In the proposal, Bowser prioritized education and health care spending, with Medicaid highlighted among the areas she plans to fund. At the same time, the plan would reduce funding in several categories, including $127 million set aside for future collective bargaining agreements and non-union pay increases for city employees, according to her presentation to the District Council.
A key part of the budget framework is the shift in “general funds,” which pay for city services. Bowser’s proposal would reduce the general funds budget to $12.7 billion, a 3.3% cut from 2026, even as she described the plan as necessary to respond to fiscal pressure.
Bowser told Council members the city is “not broke” as she walked them through what she described as the “three periods” of her tenure: days of growth, the COVID-economic years, and the post-COVID period.

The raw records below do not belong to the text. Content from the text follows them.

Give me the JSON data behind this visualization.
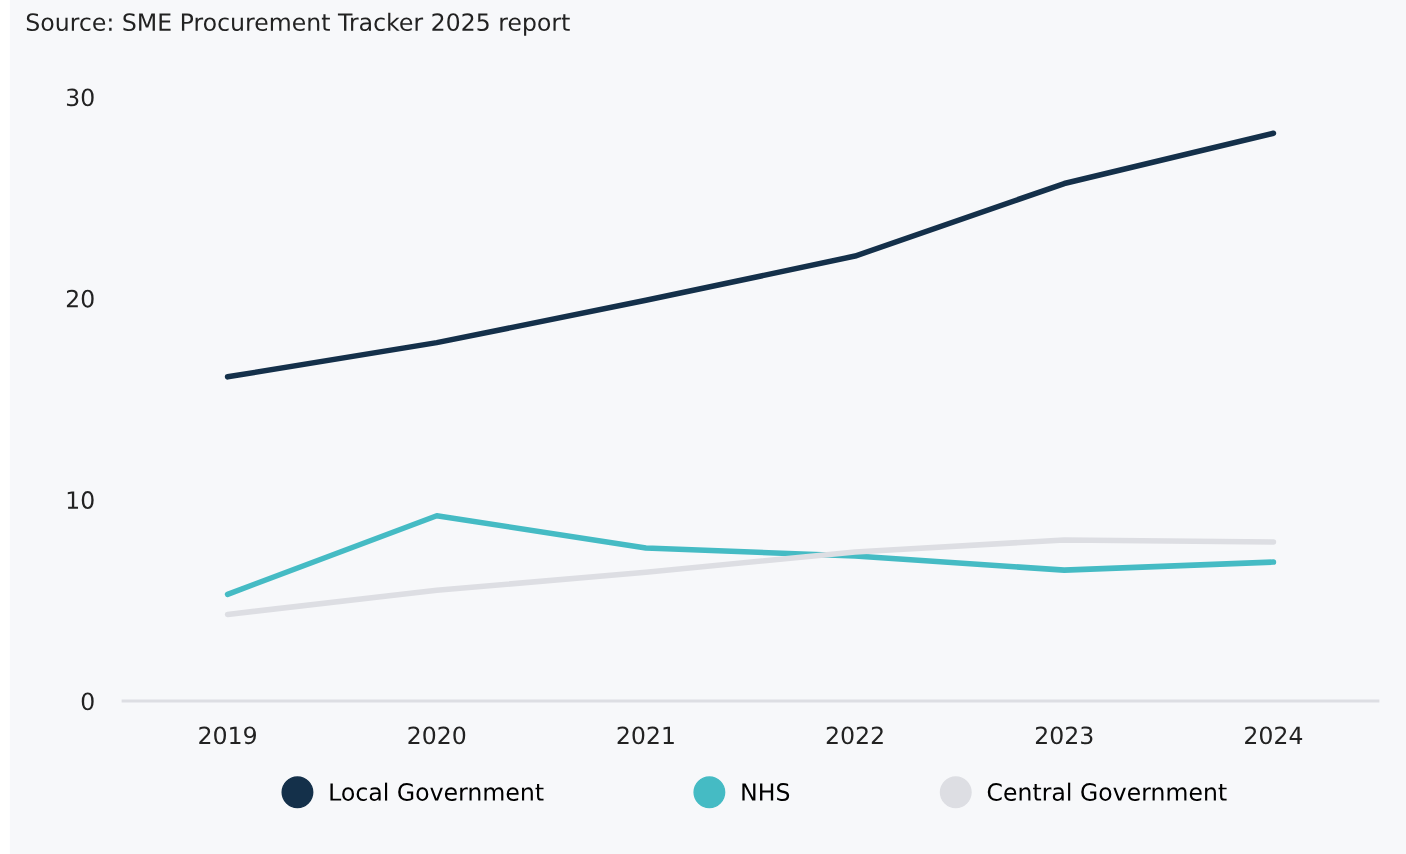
{
  "chart_data": {
    "type": "line",
    "annotations": [
      "Source: SME Procurement Tracker 2025 report"
    ],
    "categories": [
      "2019",
      "2020",
      "2021",
      "2022",
      "2023",
      "2024"
    ],
    "series": [
      {
        "name": "Local Government",
        "color": "#14304a",
        "values": [
          16.1,
          17.8,
          19.9,
          22.1,
          25.7,
          28.2
        ]
      },
      {
        "name": "NHS",
        "color": "#45bbc4",
        "values": [
          5.3,
          9.2,
          7.6,
          7.2,
          6.5,
          6.9
        ]
      },
      {
        "name": "Central Government",
        "color": "#dddee3",
        "values": [
          4.3,
          5.5,
          6.4,
          7.4,
          8.0,
          7.9
        ]
      }
    ],
    "ylim": [
      0,
      30
    ],
    "yticks": [
      0,
      10,
      20,
      30
    ],
    "grid": false,
    "legend": "bottom",
    "marker": "none",
    "line_style": "solid"
  }
}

She connected the current constraints to federal actions she attributed to the Trump administration’s efforts to shrink the federal government, saying, “We are adjusting to what DOGE has done to our workforce and commercial corridor,” and pointing to a budget gap she said the District must address.

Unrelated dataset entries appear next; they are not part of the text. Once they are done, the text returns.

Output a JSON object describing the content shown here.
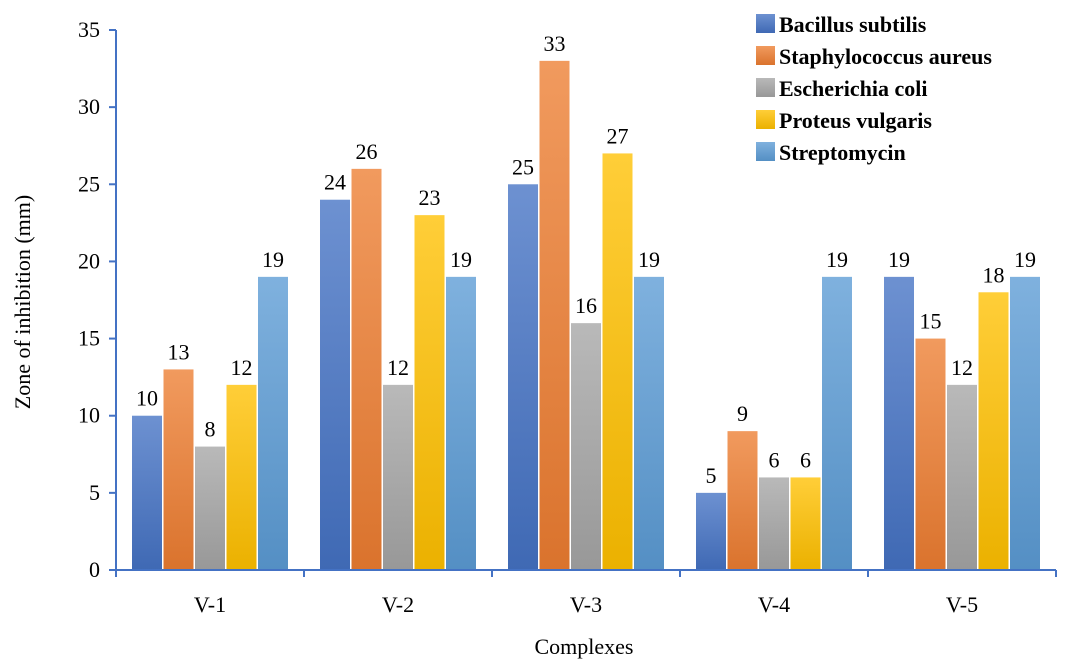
{
  "chart_data": {
    "type": "bar",
    "title": "",
    "xlabel": "Complexes",
    "ylabel": "Zone of inhibition (mm)",
    "categories": [
      "V-1",
      "V-2",
      "V-3",
      "V-4",
      "V-5"
    ],
    "ylim": [
      0,
      35
    ],
    "yticks": [
      0,
      5,
      10,
      15,
      20,
      25,
      30,
      35
    ],
    "grid": false,
    "legend_position": "top-right",
    "series": [
      {
        "name": "Bacillus subtilis",
        "color": "#4472C4",
        "values": [
          10,
          24,
          25,
          5,
          19
        ]
      },
      {
        "name": "Staphylococcus aureus",
        "color": "#ED7D31",
        "values": [
          13,
          26,
          33,
          9,
          15
        ]
      },
      {
        "name": "Escherichia coli",
        "color": "#A5A5A5",
        "values": [
          8,
          12,
          16,
          6,
          12
        ]
      },
      {
        "name": "Proteus vulgaris",
        "color": "#FFC000",
        "values": [
          12,
          23,
          27,
          6,
          18
        ]
      },
      {
        "name": "Streptomycin",
        "color": "#5B9BD5",
        "values": [
          19,
          19,
          19,
          19,
          19
        ]
      }
    ],
    "axis_color": "#4472C4"
  }
}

Bowser said the rising costs and decreased revenue were driven in part by federal workforce reductions and higher spending pressures, including higher Medicaid expenses and higher administration costs for the Supplemental Nutrition Assistance Program because of a federal law change that shifted some costs to states. She argued that members needed to remain clear-headed about where the District is and what it would take to keep growing, saying, “I think we all have to be clear-headed about where we are and what it will take to keep growing.”
Council members questioned Bowser and city staff on targets included in the proposal, including changes aimed at programs intended to help offset child care costs. In particular, they challenged the plan’s approach to child care for low-income families and to workforce-related supports for child care providers.

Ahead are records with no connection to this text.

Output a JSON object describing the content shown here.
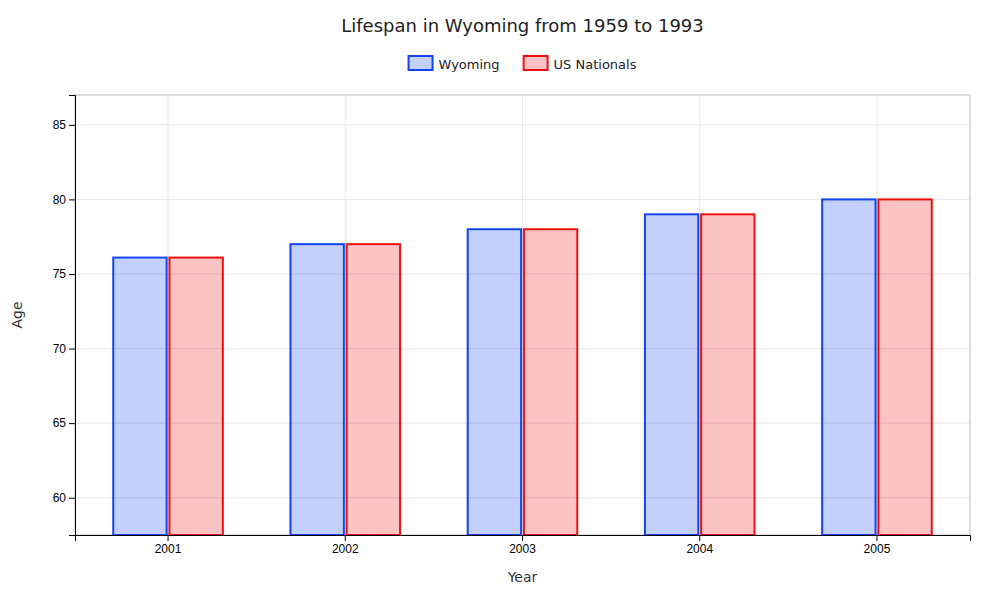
{
  "chart_data": {
    "type": "bar",
    "title": "Lifespan in Wyoming from 1959 to 1993",
    "xlabel": "Year",
    "ylabel": "Age",
    "categories": [
      "2001",
      "2002",
      "2003",
      "2004",
      "2005"
    ],
    "series": [
      {
        "name": "Wyoming",
        "color": "#1144ee",
        "values": [
          76.1,
          77.0,
          78.0,
          79.0,
          80.0
        ]
      },
      {
        "name": "US Nationals",
        "color": "#ee1111",
        "values": [
          76.1,
          77.0,
          78.0,
          79.0,
          80.0
        ]
      }
    ],
    "ylim": [
      57.5,
      87
    ],
    "yticks": [
      60,
      65,
      70,
      75,
      80,
      85
    ],
    "grid": true,
    "legend": "top"
  }
}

Bowser’s budget would cap the District’s child care subsidy program, which helps the city’s poorest families afford care, at 6,000 children, while families already receiving subsidies would continue to receive them. The proposal would also eliminate a program that supplemented the wages of child care providers, a measure passed during the pandemic to help attract and retain workers in a field with historically low wages.
District Council Chairman Phil Mendelson said the council would likely vote on the budget in June. The timeline and stakes are heightened by the District’s complicated recent budget history, including a 2025 federal government funding bill the House passed that would require the District to revert to 2024 budget parameters, cutting $1.1 billion from its previously balanced budget midway through the financial year.
The financial backdrop for Bowser’s proposal also includes analysis of impacts from changes to the federal workforce in the region. Terry Clower, director of the Center for Regional Analysis at George Mason University, estimated that more than 50,000 jobs were lost in the Washington region, and said the job losses meant more than lost pay and income taxes for workers, also affecting businesses that depend on that spending. The D.C. Office of Revenue Analysis estimated Washington had a net loss of 22,000 federal jobs with combined annual pay of more than $3 billion.
City Administrator Kevin Donahue said the reduction in the federal workforce—primarily attributed by the city to DOGE—cost about $325 million in lost revenue from cuts in jobs and associated consumer spending, and said those losses would be even higher in the 2027 fiscal year.
Bowser’s budget proposal, framed as a late-tenure plan meant to set terms for the District’s next fiscal year, is expected to spark negotiations in both the District Council and on Capitol Hill, where Republican lawmakers have shown a growing willingness to interject into local affairs, according to the Associated Press report.